Automatic Speech Recognition and its Contextual Enhancement for Singapore ATC Voice Communication

Paper ID

SIDs-2024-023

Conference

SESAR Innovation Days

Year

2024

Theme

Speech Recognition

Project Name

Keywords:

Air Traffic Control; Callsign Recognition; Air Traffic Controller; Automatic Speech Recognition; Contextual Speech Recognition

Authors

Jayakrishnan Melur Madhathil, Nguyen Ngoc Khanh, Lee Seounghoon, Tran Anh Dung, Luong Trung Tuan and Tran Huy Dat

DOI

https://doi.org/10.61009/SID.2024.1.12

Link

Download

Abstract

In a first for Singapore Air Traffic Control (ATC), a complete pipeline of Automatic Speech Recognition (ASR) of voice communication between pilots and Air Traffic Controllers (ATCOs) is presented.
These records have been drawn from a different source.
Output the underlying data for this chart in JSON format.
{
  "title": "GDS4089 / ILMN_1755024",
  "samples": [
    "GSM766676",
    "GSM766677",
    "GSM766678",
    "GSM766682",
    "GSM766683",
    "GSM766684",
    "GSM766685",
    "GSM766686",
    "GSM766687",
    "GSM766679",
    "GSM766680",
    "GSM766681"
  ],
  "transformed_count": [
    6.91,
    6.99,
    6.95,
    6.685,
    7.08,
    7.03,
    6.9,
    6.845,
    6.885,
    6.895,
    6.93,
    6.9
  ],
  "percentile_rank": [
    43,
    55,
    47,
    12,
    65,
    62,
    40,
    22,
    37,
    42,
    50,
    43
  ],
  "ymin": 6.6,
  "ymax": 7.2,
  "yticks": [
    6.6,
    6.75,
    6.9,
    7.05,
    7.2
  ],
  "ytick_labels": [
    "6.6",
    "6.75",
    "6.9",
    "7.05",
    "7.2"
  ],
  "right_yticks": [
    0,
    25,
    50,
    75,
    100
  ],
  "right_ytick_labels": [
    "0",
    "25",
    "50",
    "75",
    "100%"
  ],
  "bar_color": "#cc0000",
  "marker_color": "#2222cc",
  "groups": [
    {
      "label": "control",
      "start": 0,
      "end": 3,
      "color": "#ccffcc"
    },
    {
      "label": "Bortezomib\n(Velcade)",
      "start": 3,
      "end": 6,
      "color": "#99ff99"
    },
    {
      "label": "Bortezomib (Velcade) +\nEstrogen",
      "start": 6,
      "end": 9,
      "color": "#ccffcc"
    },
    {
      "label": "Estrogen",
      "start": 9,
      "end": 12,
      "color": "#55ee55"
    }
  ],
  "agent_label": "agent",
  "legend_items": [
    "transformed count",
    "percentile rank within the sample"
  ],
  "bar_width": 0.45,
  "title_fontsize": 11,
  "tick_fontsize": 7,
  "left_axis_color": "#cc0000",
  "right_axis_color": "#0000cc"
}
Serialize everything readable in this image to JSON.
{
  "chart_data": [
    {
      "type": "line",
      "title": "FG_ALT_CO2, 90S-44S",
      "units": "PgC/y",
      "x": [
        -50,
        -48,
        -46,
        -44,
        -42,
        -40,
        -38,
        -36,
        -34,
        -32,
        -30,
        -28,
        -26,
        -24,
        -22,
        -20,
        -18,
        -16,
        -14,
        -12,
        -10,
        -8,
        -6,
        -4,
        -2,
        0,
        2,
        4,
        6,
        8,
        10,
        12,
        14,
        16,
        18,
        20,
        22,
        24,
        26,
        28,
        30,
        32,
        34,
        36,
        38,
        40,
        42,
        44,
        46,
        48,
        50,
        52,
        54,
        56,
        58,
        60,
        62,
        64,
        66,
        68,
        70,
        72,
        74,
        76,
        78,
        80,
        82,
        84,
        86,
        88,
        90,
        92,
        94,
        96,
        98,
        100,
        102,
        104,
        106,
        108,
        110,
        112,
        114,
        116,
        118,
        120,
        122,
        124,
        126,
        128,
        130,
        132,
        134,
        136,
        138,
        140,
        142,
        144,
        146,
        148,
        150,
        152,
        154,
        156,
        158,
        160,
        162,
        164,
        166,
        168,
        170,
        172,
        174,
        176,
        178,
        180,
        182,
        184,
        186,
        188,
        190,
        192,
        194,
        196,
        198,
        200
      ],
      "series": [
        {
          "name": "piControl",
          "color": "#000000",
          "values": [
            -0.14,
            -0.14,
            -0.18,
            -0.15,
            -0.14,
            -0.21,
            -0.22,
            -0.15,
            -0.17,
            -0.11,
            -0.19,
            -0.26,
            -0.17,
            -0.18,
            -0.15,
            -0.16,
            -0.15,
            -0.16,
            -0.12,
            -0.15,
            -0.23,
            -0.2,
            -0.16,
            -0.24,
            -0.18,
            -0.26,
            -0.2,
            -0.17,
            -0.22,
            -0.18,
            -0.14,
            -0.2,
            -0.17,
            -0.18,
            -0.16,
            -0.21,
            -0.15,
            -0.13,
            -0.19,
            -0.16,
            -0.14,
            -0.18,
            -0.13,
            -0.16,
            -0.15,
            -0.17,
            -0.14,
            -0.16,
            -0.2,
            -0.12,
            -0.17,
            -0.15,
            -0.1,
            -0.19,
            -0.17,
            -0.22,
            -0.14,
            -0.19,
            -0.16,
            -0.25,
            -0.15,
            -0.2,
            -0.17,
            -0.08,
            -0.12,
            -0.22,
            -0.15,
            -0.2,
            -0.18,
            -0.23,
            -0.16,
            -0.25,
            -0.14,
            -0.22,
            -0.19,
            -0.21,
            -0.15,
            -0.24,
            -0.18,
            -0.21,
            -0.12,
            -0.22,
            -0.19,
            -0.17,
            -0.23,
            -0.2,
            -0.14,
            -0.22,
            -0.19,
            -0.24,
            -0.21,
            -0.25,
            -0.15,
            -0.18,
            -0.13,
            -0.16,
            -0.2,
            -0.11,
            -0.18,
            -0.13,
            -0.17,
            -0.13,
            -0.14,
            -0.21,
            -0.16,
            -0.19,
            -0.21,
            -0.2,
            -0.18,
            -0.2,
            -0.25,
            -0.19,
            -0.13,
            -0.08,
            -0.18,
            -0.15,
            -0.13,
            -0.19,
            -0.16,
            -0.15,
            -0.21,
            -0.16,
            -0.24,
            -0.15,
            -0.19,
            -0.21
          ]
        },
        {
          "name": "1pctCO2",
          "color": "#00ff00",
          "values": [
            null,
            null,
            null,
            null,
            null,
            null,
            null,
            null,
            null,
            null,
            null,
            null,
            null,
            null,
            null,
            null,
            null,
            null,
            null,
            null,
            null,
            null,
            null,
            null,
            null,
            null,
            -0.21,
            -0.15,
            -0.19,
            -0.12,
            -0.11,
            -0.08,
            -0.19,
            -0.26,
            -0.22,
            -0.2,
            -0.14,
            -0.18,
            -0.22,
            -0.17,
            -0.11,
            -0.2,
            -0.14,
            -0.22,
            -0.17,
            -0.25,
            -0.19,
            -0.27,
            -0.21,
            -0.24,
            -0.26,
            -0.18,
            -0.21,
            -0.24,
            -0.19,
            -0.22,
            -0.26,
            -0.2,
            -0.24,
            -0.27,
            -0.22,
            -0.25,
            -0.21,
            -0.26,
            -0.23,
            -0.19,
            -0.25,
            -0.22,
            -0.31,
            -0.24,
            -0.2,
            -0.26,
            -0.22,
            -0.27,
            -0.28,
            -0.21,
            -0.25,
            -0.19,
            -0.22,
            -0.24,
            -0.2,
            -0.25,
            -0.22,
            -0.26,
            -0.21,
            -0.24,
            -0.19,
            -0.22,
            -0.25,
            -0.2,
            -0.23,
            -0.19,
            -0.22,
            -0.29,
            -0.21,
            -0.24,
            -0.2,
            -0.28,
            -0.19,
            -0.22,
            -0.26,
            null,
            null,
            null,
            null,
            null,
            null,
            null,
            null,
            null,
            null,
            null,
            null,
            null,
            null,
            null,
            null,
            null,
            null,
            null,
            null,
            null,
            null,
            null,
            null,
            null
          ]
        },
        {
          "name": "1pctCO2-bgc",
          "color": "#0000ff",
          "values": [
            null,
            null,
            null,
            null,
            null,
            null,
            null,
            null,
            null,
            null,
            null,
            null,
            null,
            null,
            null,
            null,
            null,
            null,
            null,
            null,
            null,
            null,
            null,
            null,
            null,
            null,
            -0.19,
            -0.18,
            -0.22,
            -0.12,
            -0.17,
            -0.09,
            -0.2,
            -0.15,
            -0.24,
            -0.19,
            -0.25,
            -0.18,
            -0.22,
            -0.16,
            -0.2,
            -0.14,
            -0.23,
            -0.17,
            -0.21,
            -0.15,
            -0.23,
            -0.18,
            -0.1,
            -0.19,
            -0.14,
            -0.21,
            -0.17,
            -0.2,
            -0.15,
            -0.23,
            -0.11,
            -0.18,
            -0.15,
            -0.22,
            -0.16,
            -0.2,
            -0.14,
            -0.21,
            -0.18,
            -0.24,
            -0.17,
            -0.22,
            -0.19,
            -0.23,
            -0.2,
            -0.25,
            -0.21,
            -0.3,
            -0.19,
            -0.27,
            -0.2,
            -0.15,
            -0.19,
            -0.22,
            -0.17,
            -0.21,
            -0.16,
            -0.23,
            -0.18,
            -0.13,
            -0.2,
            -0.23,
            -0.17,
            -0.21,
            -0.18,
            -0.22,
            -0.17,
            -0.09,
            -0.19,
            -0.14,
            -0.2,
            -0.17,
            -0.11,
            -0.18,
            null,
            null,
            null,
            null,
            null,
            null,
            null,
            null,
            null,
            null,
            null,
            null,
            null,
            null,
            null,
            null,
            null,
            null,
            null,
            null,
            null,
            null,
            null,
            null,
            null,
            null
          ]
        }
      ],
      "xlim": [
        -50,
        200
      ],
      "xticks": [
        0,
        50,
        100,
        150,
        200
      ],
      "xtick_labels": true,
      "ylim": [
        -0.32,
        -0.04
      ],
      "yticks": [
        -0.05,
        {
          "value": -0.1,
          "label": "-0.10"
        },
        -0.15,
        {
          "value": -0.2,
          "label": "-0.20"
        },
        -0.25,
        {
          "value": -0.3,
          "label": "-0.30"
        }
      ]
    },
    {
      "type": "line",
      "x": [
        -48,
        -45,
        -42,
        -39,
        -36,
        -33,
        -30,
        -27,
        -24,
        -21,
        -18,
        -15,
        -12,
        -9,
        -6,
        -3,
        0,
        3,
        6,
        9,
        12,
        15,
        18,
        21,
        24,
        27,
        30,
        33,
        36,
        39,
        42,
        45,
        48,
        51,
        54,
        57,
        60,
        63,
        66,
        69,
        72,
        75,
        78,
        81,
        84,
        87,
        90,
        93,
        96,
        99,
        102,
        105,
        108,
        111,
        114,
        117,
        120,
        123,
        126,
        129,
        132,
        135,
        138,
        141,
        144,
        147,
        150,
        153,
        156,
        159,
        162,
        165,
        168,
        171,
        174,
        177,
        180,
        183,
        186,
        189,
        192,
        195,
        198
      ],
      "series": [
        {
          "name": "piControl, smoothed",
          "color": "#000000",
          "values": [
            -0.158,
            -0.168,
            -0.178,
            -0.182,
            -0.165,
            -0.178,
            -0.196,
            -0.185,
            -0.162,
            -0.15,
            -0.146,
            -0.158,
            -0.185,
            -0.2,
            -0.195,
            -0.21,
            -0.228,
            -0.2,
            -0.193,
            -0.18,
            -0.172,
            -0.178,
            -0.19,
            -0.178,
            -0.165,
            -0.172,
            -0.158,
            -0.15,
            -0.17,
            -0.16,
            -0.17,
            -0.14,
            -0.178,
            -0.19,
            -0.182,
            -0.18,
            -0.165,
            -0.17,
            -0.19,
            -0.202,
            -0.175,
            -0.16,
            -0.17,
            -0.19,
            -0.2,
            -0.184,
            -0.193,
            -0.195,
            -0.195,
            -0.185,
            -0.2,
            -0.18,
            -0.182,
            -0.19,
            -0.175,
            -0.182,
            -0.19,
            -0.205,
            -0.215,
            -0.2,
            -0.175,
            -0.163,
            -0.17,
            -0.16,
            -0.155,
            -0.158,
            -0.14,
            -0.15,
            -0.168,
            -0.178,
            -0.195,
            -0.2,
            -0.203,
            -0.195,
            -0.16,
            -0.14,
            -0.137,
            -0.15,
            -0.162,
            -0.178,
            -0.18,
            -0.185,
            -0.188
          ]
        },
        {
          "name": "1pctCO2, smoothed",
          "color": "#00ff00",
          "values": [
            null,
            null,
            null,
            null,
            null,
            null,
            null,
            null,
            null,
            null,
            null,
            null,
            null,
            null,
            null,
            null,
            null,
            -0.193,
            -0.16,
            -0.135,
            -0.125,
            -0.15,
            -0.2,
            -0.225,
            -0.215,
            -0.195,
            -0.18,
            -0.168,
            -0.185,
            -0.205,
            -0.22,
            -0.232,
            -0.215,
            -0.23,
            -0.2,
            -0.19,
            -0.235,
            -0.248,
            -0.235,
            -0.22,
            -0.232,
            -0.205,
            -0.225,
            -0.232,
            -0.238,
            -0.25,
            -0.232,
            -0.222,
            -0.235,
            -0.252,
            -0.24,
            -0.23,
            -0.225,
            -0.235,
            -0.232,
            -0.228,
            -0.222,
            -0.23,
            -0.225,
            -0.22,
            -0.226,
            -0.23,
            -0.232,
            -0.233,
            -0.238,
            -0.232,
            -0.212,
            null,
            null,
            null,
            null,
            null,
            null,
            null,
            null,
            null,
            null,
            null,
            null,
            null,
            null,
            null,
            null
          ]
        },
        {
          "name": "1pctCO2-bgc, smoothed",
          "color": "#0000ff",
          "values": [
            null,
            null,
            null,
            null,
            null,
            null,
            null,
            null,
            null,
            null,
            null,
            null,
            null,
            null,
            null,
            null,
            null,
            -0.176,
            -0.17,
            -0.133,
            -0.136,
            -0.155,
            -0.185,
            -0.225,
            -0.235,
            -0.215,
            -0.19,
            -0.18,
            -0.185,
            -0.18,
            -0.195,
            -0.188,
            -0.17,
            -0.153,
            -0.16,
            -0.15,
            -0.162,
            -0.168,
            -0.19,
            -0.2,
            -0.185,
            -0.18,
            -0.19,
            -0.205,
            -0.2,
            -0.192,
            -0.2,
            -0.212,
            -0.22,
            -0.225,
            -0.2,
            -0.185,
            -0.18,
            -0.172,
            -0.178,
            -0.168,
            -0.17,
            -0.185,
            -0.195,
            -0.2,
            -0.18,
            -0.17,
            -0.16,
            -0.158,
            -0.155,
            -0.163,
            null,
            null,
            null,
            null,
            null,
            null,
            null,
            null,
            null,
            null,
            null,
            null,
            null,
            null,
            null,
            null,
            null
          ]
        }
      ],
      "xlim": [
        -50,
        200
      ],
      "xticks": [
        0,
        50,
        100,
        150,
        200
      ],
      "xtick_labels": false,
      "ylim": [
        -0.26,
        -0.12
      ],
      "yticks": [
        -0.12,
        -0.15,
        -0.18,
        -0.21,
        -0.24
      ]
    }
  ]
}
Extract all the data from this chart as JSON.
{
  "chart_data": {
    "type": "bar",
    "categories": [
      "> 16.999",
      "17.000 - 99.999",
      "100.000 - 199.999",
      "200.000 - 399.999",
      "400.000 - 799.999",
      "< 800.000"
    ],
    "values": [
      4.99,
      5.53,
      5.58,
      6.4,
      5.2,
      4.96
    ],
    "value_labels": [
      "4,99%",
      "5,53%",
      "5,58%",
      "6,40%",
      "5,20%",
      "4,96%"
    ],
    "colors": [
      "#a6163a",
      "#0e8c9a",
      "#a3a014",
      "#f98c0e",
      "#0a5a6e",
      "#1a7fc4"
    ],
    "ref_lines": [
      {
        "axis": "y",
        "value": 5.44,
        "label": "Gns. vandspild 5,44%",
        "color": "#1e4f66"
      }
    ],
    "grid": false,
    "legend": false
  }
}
Increased complexity due to multi- accented speech, cockpit noise, and speaker dependent biases were overcome by using data sufficiently large enough for training the models, collected across multiple domains namely enroute, approach and tower. We also carried out detailed benchmarking and analysis of various ASR technologies ranging from hybrid HMM-DNN to supervised End to End (E2E) to pre-trained semi-supervised models fine-tuned with ATC voice data. This benchmarking helped us to conclude that traditional hybrid HMM-DNN is still competitive enough to be used in domain-specific areas like ATC. We enhanced the Callsign Recognition Rate (CRR) from audio, with a fast, efficient method, significantly improving it. The preprocessing pipeline includes our cutting-edge Voice Activity Detection (VAD), Speaker Turn Detection, and Speaker Role Detection (SRD) pipeline. We achieved a WER of 5.48%, in addition to improving the CRR by 6.01%.